There are numerous other reasons why comparing results of 4 GPU vs 1 GPU training can be problematic…

Batch norm is probably the biggest one. Without synchronized batch norm, you’re using BN stats from one of the N GPUs. This isn’t necessarily a bad thing, sometimes it can be a benefit when BS is big, but it is a significant change from the single GPU case. Even if you enable synchronized BN, the synchronized stats end up a little different. I feel the performance hit of sync_bn is not worth it until you’re in the really small batch size realm.

Validation. Typically, if the validation is also being done on N GPUs with a distributed sampler it will not be quite correct unless your dataset % N == 0. Extra samples are inserted and most impl don’t bother to (or can’t easily) remove their impact from the resulting reduction at the end. I always re-run validation at the end with 1 GPU or DP instead of DDP for final comparisons.

KarlH · August 23, 2019, 6:21pm

There’s actually some evidence that batchnorm with large batch sizes decreases generalization. See https://arxiv.org/pdf/1705.08741.pdf

That paper suggests using a “ghost” batchnorm that reduces the effective batch size by applying batchnorm to “virtual” minibatches.

There’s also some empirical evidence from Myrtle.ai (who recently trained Cifar10 to 94% accuracy in 34 seconds) that large batch batchnorm performed worse compared to ghost batchnorm with an effective batch size of 32.

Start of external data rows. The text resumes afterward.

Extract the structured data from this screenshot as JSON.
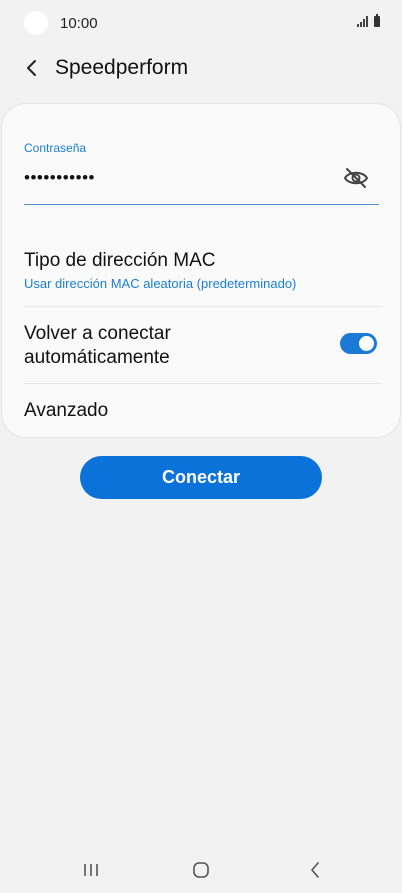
{
  "status_bar": {
    "time": "10:00"
  },
  "header": {
    "title": "Speedperform"
  },
  "password": {
    "label": "Contraseña",
    "value": "•••••••••••"
  },
  "mac": {
    "title": "Tipo de dirección MAC",
    "subtitle": "Usar dirección MAC aleatoria (predeterminado)"
  },
  "reconnect": {
    "label": "Volver a conectar automáticamente",
    "enabled": true
  },
  "advanced": {
    "label": "Avanzado"
  },
  "connect_button": {
    "label": "Conectar"
  },
  "colors": {
    "accent": "#0b72d9",
    "link": "#1a7fd4",
    "background": "#f2f2f2",
    "card": "#fafafa"
  },
  "icons": [
    "back-arrow-icon",
    "eye-off-icon",
    "recent-apps-icon",
    "home-icon",
    "nav-back-icon",
    "signal-icon",
    "battery-icon"
  ]
}
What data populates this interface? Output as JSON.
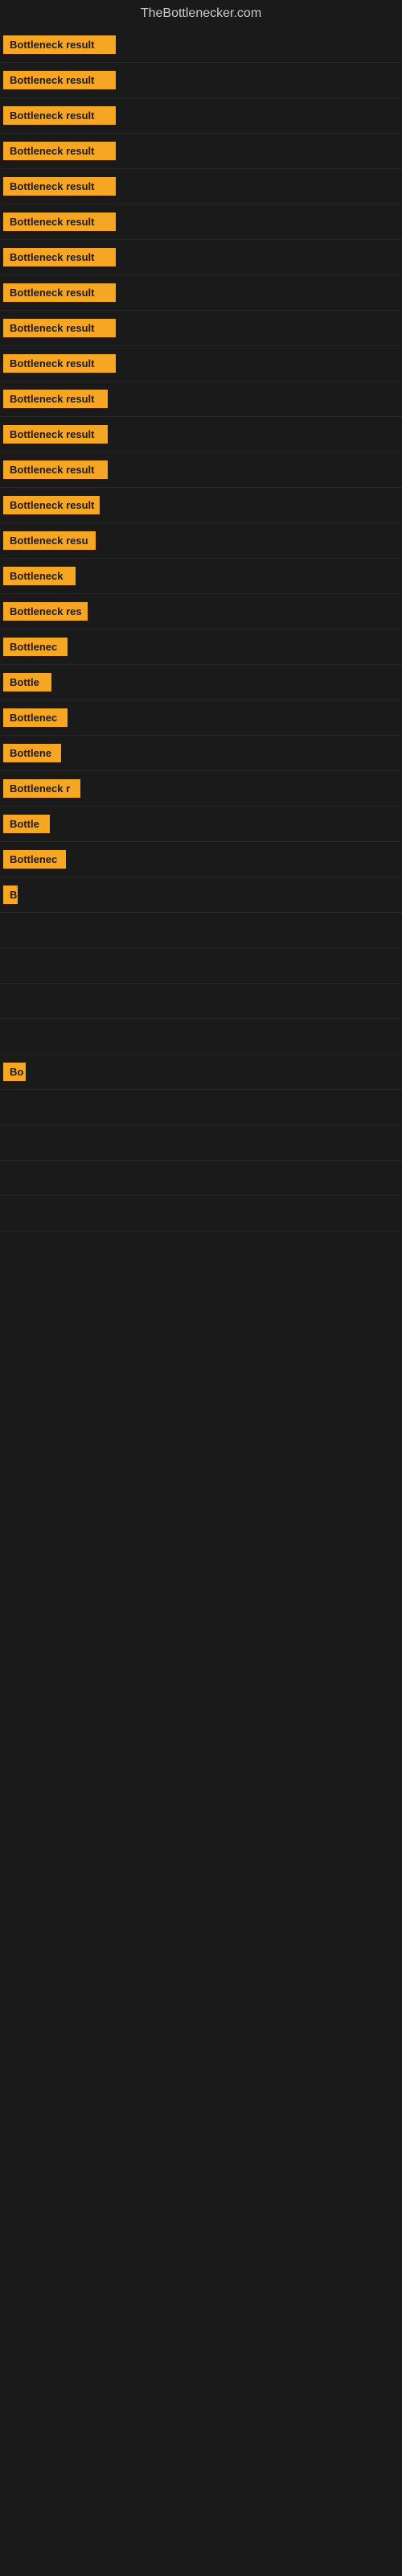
{
  "site": {
    "title": "TheBottlenecker.com"
  },
  "rows": [
    {
      "id": 1,
      "label": "Bottleneck result",
      "width": 140
    },
    {
      "id": 2,
      "label": "Bottleneck result",
      "width": 140
    },
    {
      "id": 3,
      "label": "Bottleneck result",
      "width": 140
    },
    {
      "id": 4,
      "label": "Bottleneck result",
      "width": 140
    },
    {
      "id": 5,
      "label": "Bottleneck result",
      "width": 140
    },
    {
      "id": 6,
      "label": "Bottleneck result",
      "width": 140
    },
    {
      "id": 7,
      "label": "Bottleneck result",
      "width": 140
    },
    {
      "id": 8,
      "label": "Bottleneck result",
      "width": 140
    },
    {
      "id": 9,
      "label": "Bottleneck result",
      "width": 140
    },
    {
      "id": 10,
      "label": "Bottleneck result",
      "width": 140
    },
    {
      "id": 11,
      "label": "Bottleneck result",
      "width": 130
    },
    {
      "id": 12,
      "label": "Bottleneck result",
      "width": 130
    },
    {
      "id": 13,
      "label": "Bottleneck result",
      "width": 130
    },
    {
      "id": 14,
      "label": "Bottleneck result",
      "width": 120
    },
    {
      "id": 15,
      "label": "Bottleneck resu",
      "width": 115
    },
    {
      "id": 16,
      "label": "Bottleneck",
      "width": 90
    },
    {
      "id": 17,
      "label": "Bottleneck res",
      "width": 105
    },
    {
      "id": 18,
      "label": "Bottlenec",
      "width": 80
    },
    {
      "id": 19,
      "label": "Bottle",
      "width": 60
    },
    {
      "id": 20,
      "label": "Bottlenec",
      "width": 80
    },
    {
      "id": 21,
      "label": "Bottlene",
      "width": 72
    },
    {
      "id": 22,
      "label": "Bottleneck r",
      "width": 96
    },
    {
      "id": 23,
      "label": "Bottle",
      "width": 58
    },
    {
      "id": 24,
      "label": "Bottlenec",
      "width": 78
    },
    {
      "id": 25,
      "label": "B",
      "width": 18
    },
    {
      "id": 26,
      "label": "",
      "width": 0
    },
    {
      "id": 27,
      "label": "",
      "width": 0
    },
    {
      "id": 28,
      "label": "",
      "width": 0
    },
    {
      "id": 29,
      "label": "",
      "width": 0
    },
    {
      "id": 30,
      "label": "Bo",
      "width": 28
    },
    {
      "id": 31,
      "label": "",
      "width": 0
    },
    {
      "id": 32,
      "label": "",
      "width": 0
    },
    {
      "id": 33,
      "label": "",
      "width": 0
    },
    {
      "id": 34,
      "label": "",
      "width": 0
    }
  ]
}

grankin · August 24, 2019, 3:27pm

Seb:

Dataset Epochs Size Accuracy Params GPUs

Imagewoof 5 128 85.36% [4] %run train_imagenette.py --epochs 5 --bs 64 --lr 12e-3 --mixup 0 1

Imagewoof 5 128 82.9% [3] %run train_imagenette.py --epochs 5 --bs 64 --lr 3e-3 --mixup 0 1

I believe the correct dataset in this table is Imagenette, since woof=0 by default.

Seb · August 24, 2019, 3:32pm

Good catch, I corrected it.

grankin · August 25, 2019, 5:49am

I propose to reconsider using OneCycle. RAdam and Novograd - both don’t need warmup, as opposite to Adam. We can utilise this property and introduce different learning rate policy.

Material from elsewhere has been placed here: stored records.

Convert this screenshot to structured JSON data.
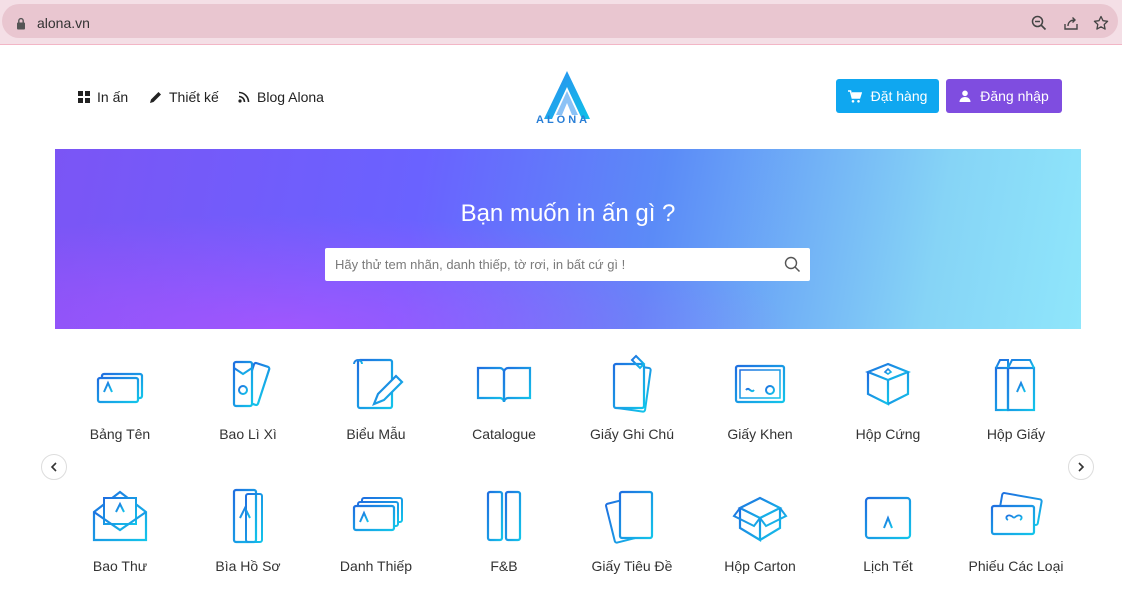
{
  "browser": {
    "url": "alona.vn"
  },
  "nav": {
    "items": [
      {
        "label": "In ấn",
        "icon": "grid-icon"
      },
      {
        "label": "Thiết kế",
        "icon": "pencil-icon"
      },
      {
        "label": "Blog Alona",
        "icon": "rss-icon"
      }
    ]
  },
  "logo": {
    "text": "ALONA"
  },
  "actions": {
    "order_label": "Đặt hàng",
    "login_label": "Đăng nhập"
  },
  "hero": {
    "title": "Bạn muốn in ấn gì ?",
    "search_placeholder": "Hãy thử tem nhãn, danh thiếp, tờ rơi, in bất cứ gì !"
  },
  "categories": {
    "row1": [
      {
        "label": "Bảng Tên",
        "icon": "name-card-icon"
      },
      {
        "label": "Bao Lì Xì",
        "icon": "red-envelope-icon"
      },
      {
        "label": "Biểu Mẫu",
        "icon": "form-pen-icon"
      },
      {
        "label": "Catalogue",
        "icon": "open-book-icon"
      },
      {
        "label": "Giấy Ghi Chú",
        "icon": "note-paper-icon"
      },
      {
        "label": "Giấy Khen",
        "icon": "certificate-icon"
      },
      {
        "label": "Hộp Cứng",
        "icon": "hard-box-icon"
      },
      {
        "label": "Hộp Giấy",
        "icon": "paper-box-icon"
      }
    ],
    "row2": [
      {
        "label": "Bao Thư",
        "icon": "envelope-icon"
      },
      {
        "label": "Bìa Hồ Sơ",
        "icon": "folder-icon"
      },
      {
        "label": "Danh Thiếp",
        "icon": "business-card-icon"
      },
      {
        "label": "F&B",
        "icon": "fnb-pack-icon"
      },
      {
        "label": "Giấy Tiêu Đề",
        "icon": "letterhead-icon"
      },
      {
        "label": "Hộp Carton",
        "icon": "carton-icon"
      },
      {
        "label": "Lịch Tết",
        "icon": "calendar-icon"
      },
      {
        "label": "Phiếu Các Loại",
        "icon": "voucher-icon"
      }
    ]
  },
  "colors": {
    "accent_blue": "#0fa7f0",
    "accent_purple": "#7f4de0",
    "icon_stroke": "#1e8fe0"
  }
}
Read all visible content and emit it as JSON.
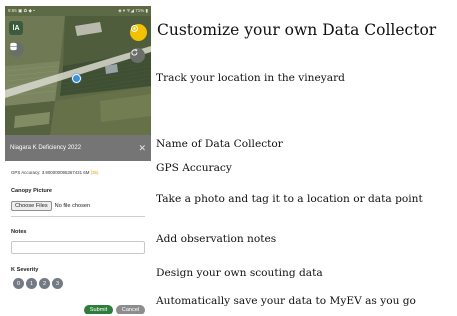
{
  "status_bar": {
    "left": "9:55 ▣ ✿ ◆ •",
    "right": "◈ ▾ ᯤ◢ 71% ▮"
  },
  "map": {
    "logo_text": "lA"
  },
  "form": {
    "title": "Niagara K Deficiency 2022",
    "close_symbol": "✕",
    "gps_label": "GPS Accuracy:",
    "gps_value": "3.900000095367431 6M",
    "gps_badge": "(36)",
    "canopy_label": "Canopy Picture",
    "choose_files": "Choose Files",
    "no_file": "No file chosen",
    "notes_label": "Notes",
    "notes_value": "",
    "severity_label": "K Severity",
    "severity_options": [
      "0",
      "1",
      "2",
      "3"
    ],
    "submit": "Submit",
    "cancel": "Cancel"
  },
  "captions": {
    "heading": "Customize your own Data Collector",
    "track": "Track your location in the vineyard",
    "name": "Name of Data Collector",
    "gps": "GPS Accuracy",
    "photo": "Take a photo and tag it to a location or data point",
    "notes": "Add observation notes",
    "design": "Design your own scouting data",
    "save": "Automatically save your data to MyEV as you go"
  },
  "colors": {
    "submit": "#2f7d3b",
    "cancel": "#8d8d8d",
    "gps_button": "#f2c100",
    "title_bar": "#757575",
    "location_dot": "#3d8fd8"
  }
}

I’ve used flat LR and then cosine annealing.

I did simple script to run training 20 times 5 epoch and calculate mean and std. So far looks good.

updated.

https://github.com/mgrankin/over9000

Imagenette 128 scored 0.8746 on 20 runs with Over9000. That is 1.69% bigger than LB. Imagewoof did +2.89%.

grankin · August 25, 2019, 11:01am

I think that the reason why RAdam/Ranger scored worse that Adam is the LR schedule. This new LR schedule (flat and annealing) is the first thing that came to my mind, it could be not great. There should be the LR schedule for RAdam that will be as great as OneCycle for Adam.